On 4/01/2023 12:58 am, Bob Kline wrote:
I've made good progress on our project to port our XMetaL JScript
macros to Python (see the thread from about a month ago referring to
the project). All the macros (a couple of hundred of them) have been
rewritten in Python, and they all appear to work correctly (though
testing in earnest is still to come).

One problem we ran into was that there are a number of XMetaL API
calls which are documented to return an object of a specific type but
which actually return an interface to the base type of the documented
type. For example, the Add() method of a CommandBarControls object is
documented to return a CommandBarButton object if the parameter
specifying the control type is 1, but a CommandBarPopup if the
parameter passed is 5. However, regardless of which value that
parameter is given, what is actually returned is a CommandBarControl
object, that is, an object of the base class. Clearly that
documentation assumes that the interface navigation between base and
derived classes will be transparent to the scripting code.

Here's the mystery part. When we used the properties of the returned
object in our JScript macros, the code worked as advertised. However,
the equivalent Python code blows up, with an error claiming that we
are trying to use a property which our object does not possess. And
the error message says that our object is a CommandBarControl object,
not a CommandBarButton or CommandBarPopup object. So the mystery is:
why does the JScript code work, when Python code doing the same thing
does not?

The vendor came up with a workaround, which is for us to explicitly
cast the interface which is returned to the type we need to use
ourselves. For example, replacing

     button = toolbar.Controls.Add(1)

with

     control = toolbar.Controls.Add(1)
     button = win32com.client.CastTo(control, "CommandBarButton")

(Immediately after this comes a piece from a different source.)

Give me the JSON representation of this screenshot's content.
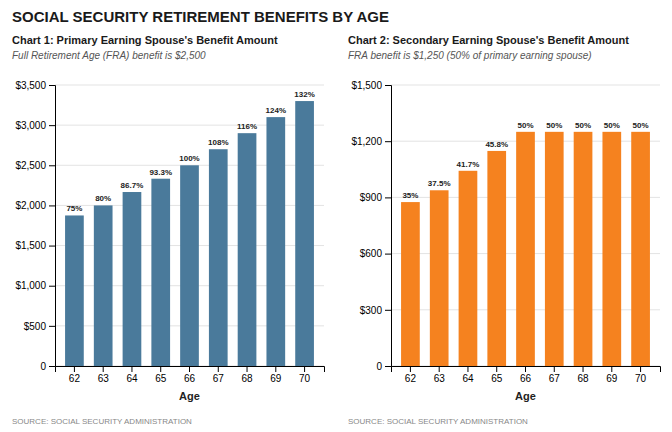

This works. We have over a dozen places in our code where we've had to
apply this workaround. However, I would like to solve the mystery if
that's possible, because I always prefer knowing how and why the tools
we use do what they do. Cuts down on the number of unpleasant
surprises. :-}

I can think of two possible explanations.

The first would be that the vendor is detecting when the scripting
engine is JScript and is behaving differently in that case, performing
the cast and actually returning the interface to the specific derived
class instead of the interface to the base class. It's hard to imagine
what the incentive would be for the vendor to do this (have the API
behave differently depending on what the scripting engine is). Also, I
asked them point blank if that's what's going on, and they said that
it isn't.

The other, more plausible explanation would be that JScript is
navigating between the interfaces using the introspection capabilities
provided by the COM architecture. When it sees a method call or
property access on an interface for which the method or property isn't
implemented, but for which derived classes exist which do implement
it, it figures out which one supports the method or property,
effectively doing the casting for us. The weak link in this
explanation is the question: what would the scripting engine do if
more than one derived class implemented the method invoked or the
property accessed? Presumably that would trigger an exception.

Normally I would clear up such a puzzle by reading the specification
for the underlying framework. However, when I asked the vendor for the
Windows Scripting Interface specification used to expose their
scripting API, they told me that such a document doesn't exist.

This is probably just defined by IDispatch and related interfaces. There is a good chance that JScript magically uses multiple interfaces at the same time for an object, whereas Python only tends to use one.

I suspect the root of the problem is that Python ends up in https://github.com/mhammond/pywin32/blob/main/com/win32com/client/__init__.py#L38, and as you can see it only uses the first possible type info for the IDispatch. It would be interesting to know if the objects with this behaviour have multiple entries there with the one you care about being at somewhere other than 0.

But even if that's true, I'm not quite sure what you can do to smooth this over - we can't just make that code use, say, `[-1]` - but it still would be useful to identify if that's the problem.

Cheers,

Mark


Assuming the second explanation above is correct, why is the Python
scripting support not performing the interface navigation which (for
example) JScript and VBScript are doing, and which the documentation
for the XMetaL APIs appears to assume will happen? Or is there a third
explanation for the mystery which has eluded me?